À mesure que le régime français s’impose plus lourdement à elle, la nation se reporte vers le passé. Le souvenir et le désir de l’autonomie, qui s’étaient engourdis durant les années prospères, se réveillent. Par contraste, le régime autrichien paraît aimable et l’on se prend à le regretter. D’ailleurs, après la campagne de Russie, on commence à douter de la stabilité de l’Empire. Des « bruits perfides », colportés par des « malintentionnés », se répandent et égarent l’opinion des habitants des campagnes. Dans la Lys, « à peine la retraite de Moscou fut-elle connue, les personnes qui avaient pu conserver quelque attachement pour le gouvernement autrichien se flattaient ouvertement que la Belgique allait repasser sous sa domination ». Il suffit d’écouter le comte de Mérode : « Alors, dit-il, on leva les yeux vers le ciel et une lueur d’espérance à laquelle on osait à peine croire nous apparut »[2]).

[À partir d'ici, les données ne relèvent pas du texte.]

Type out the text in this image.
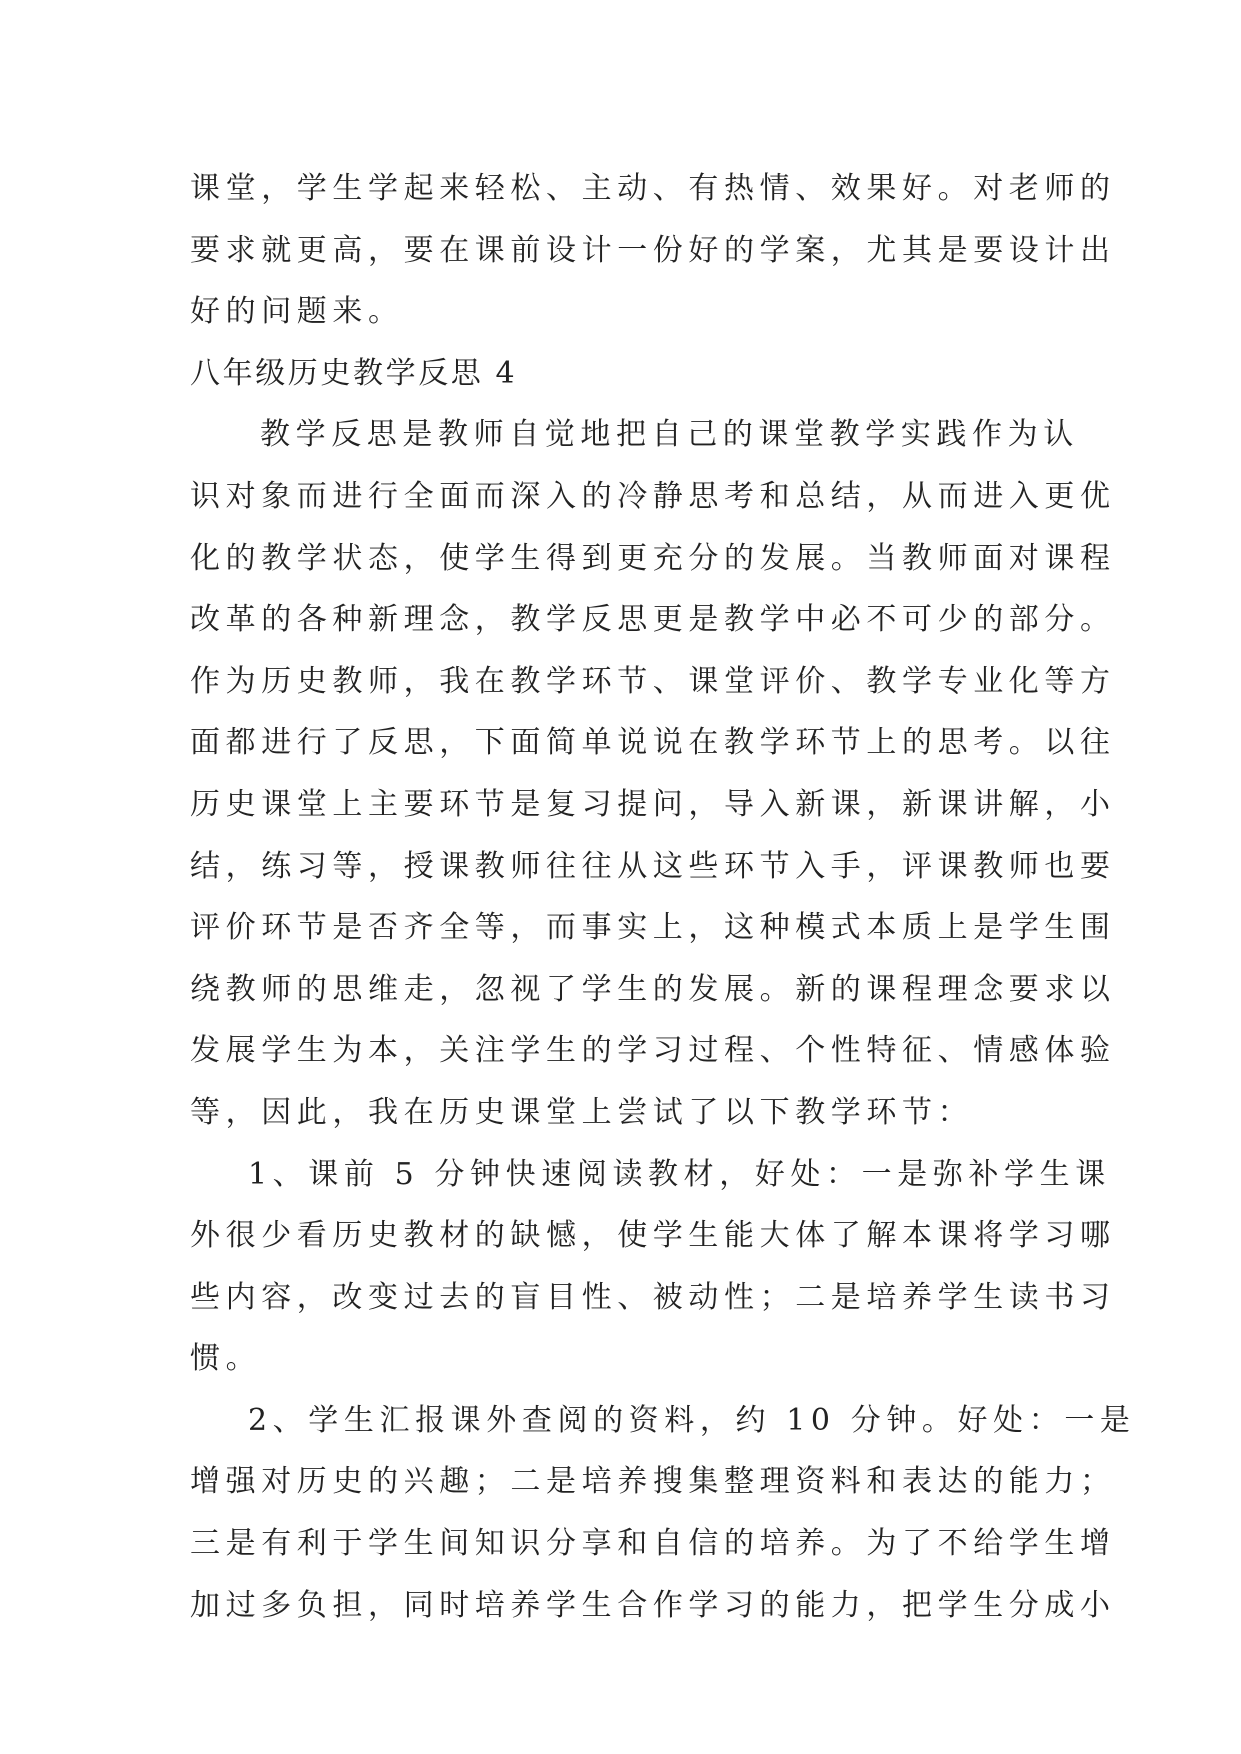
课堂，学生学起来轻松、主动、有热情、效果好。对老师的
要求就更高，要在课前设计一份好的学案，尤其是要设计出
好的问题来。
八年级历史教学反思 4
教学反思是教师自觉地把自己的课堂教学实践作为认
识对象而进行全面而深入的冷静思考和总结，从而进入更优
化的教学状态，使学生得到更充分的发展。当教师面对课程
改革的各种新理念，教学反思更是教学中必不可少的部分。
作为历史教师，我在教学环节、课堂评价、教学专业化等方
面都进行了反思，下面简单说说在教学环节上的思考。以往
历史课堂上主要环节是复习提问，导入新课，新课讲解，小
结，练习等，授课教师往往从这些环节入手，评课教师也要
评价环节是否齐全等，而事实上，这种模式本质上是学生围
绕教师的思维走，忽视了学生的发展。新的课程理念要求以
发展学生为本，关注学生的学习过程、个性特征、情感体验
等，因此，我在历史课堂上尝试了以下教学环节：
1、课前 5 分钟快速阅读教材，好处：一是弥补学生课
外很少看历史教材的缺憾，使学生能大体了解本课将学习哪
些内容，改变过去的盲目性、被动性；二是培养学生读书习
惯。
2、学生汇报课外查阅的资料，约 10 分钟。好处：一是
增强对历史的兴趣；二是培养搜集整理资料和表达的能力；
三是有利于学生间知识分享和自信的培养。为了不给学生增
加过多负担，同时培养学生合作学习的能力，把学生分成小
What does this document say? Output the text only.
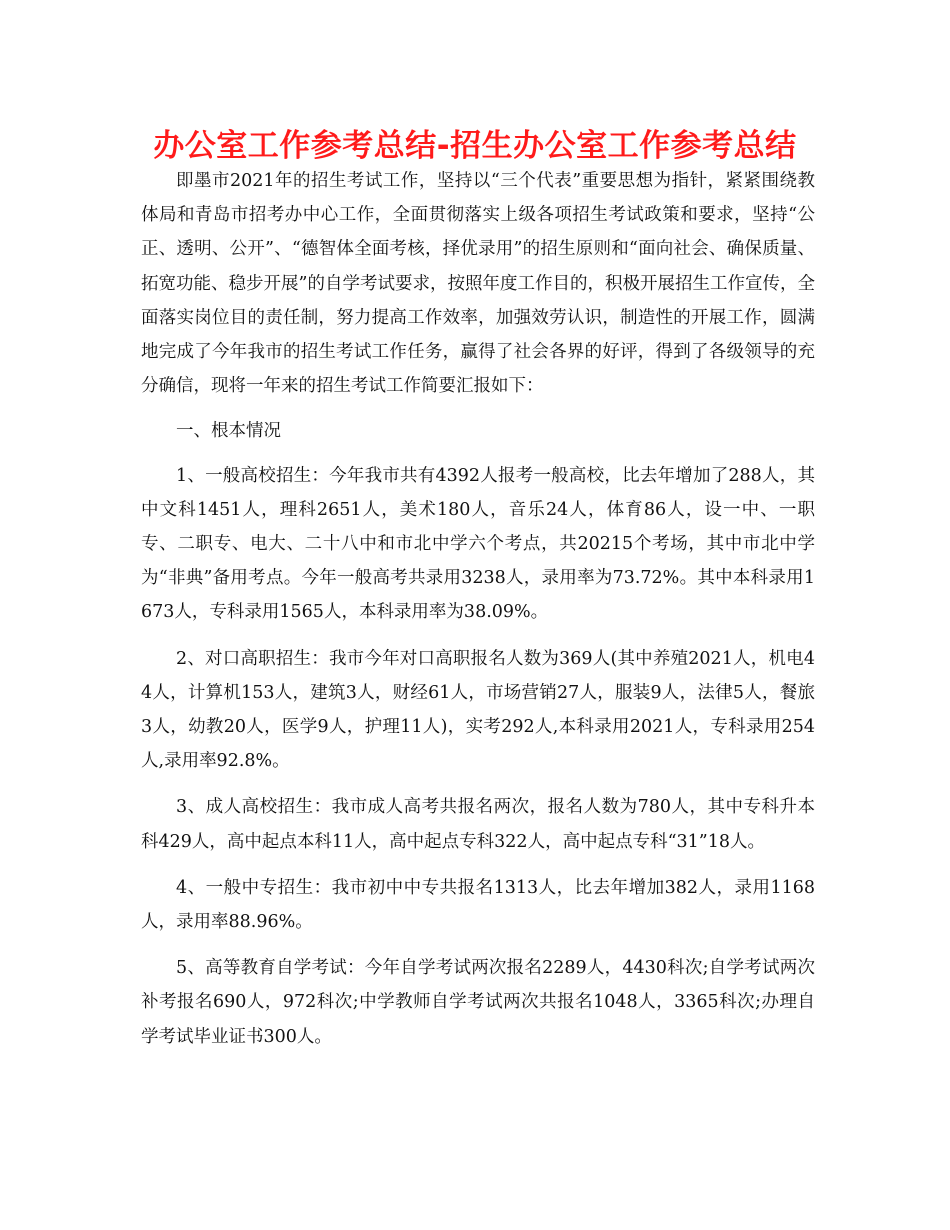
办公室工作参考总结-招生办公室工作参考总结

即墨市2021年的招生考试工作，坚持以“三个代表”重要思想为指针，紧紧围绕教体局和青岛市招考办中心工作，全面贯彻落实上级各项招生考试政策和要求，坚持“公正、透明、公开”、“德智体全面考核，择优录用”的招生原则和“面向社会、确保质量、拓宽功能、稳步开展”的自学考试要求，按照年度工作目的，积极开展招生工作宣传，全面落实岗位目的责任制，努力提高工作效率，加强效劳认识，制造性的开展工作，圆满地完成了今年我市的招生考试工作任务，赢得了社会各界的好评，得到了各级领导的充分确信，现将一年来的招生考试工作简要汇报如下：

一、根本情况

1、一般高校招生：今年我市共有4392人报考一般高校，比去年增加了288人，其中文科1451人，理科2651人，美术180人，音乐24人，体育86人，设一中、一职专、二职专、电大、二十八中和市北中学六个考点，共20215个考场，其中市北中学为“非典”备用考点。今年一般高考共录用3238人，录用率为73.72%。其中本科录用1673人，专科录用1565人，本科录用率为38.09%。

2、对口高职招生：我市今年对口高职报名人数为369人(其中养殖2021人，机电44人，计算机153人，建筑3人，财经61人，市场营销27人，服装9人，法律5人，餐旅3人，幼教20人，医学9人，护理11人)，实考292人,本科录用2021人，专科录用254人,录用率92.8%。

3、成人高校招生：我市成人高考共报名两次，报名人数为780人，其中专科升本科429人，高中起点本科11人，高中起点专科322人，高中起点专科“31”18人。

4、一般中专招生：我市初中中专共报名1313人，比去年增加382人，录用1168人，录用率88.96%。

5、高等教育自学考试：今年自学考试两次报名2289人，4430科次;自学考试两次补考报名690人，972科次;中学教师自学考试两次共报名1048人，3365科次;办理自学考试毕业证书300人。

Là même où les habitants ont le cœur « le plus français », dans le département de l’Ourthe, Thomassin avoue, en 1812, que le vœu général est de « former un État séparé »[3]. Évidemment on ne tient plus à la France que par force. Vienne l’occasion, et les neuf départements, travaillés par un mécontentement qui y ranime le sentiment national, s’en détacheront d’un bloc. Déjà on se dit à l’oreille, au mois de mars 1813, qu’il est question de joindre en un seul royaume la Belgique et la Hollande « pour les donner à je ne

  1. Les quelques faits cités ici à titre d’exemples sont empruntés à Lanzac de Laborie, op. cit., t. II, p. 308 et suiv., et à P. Poullet, Quelques notes sur l’esprit public en Belgique pendant la domination française. Messager des sciences historiques, 1895.
  2. Mérode-Westerloo, Souvenirs, t. I, p. 328 et suiv.
  3. Thomassin, Statistique du département de l’Ourthe, p. 218.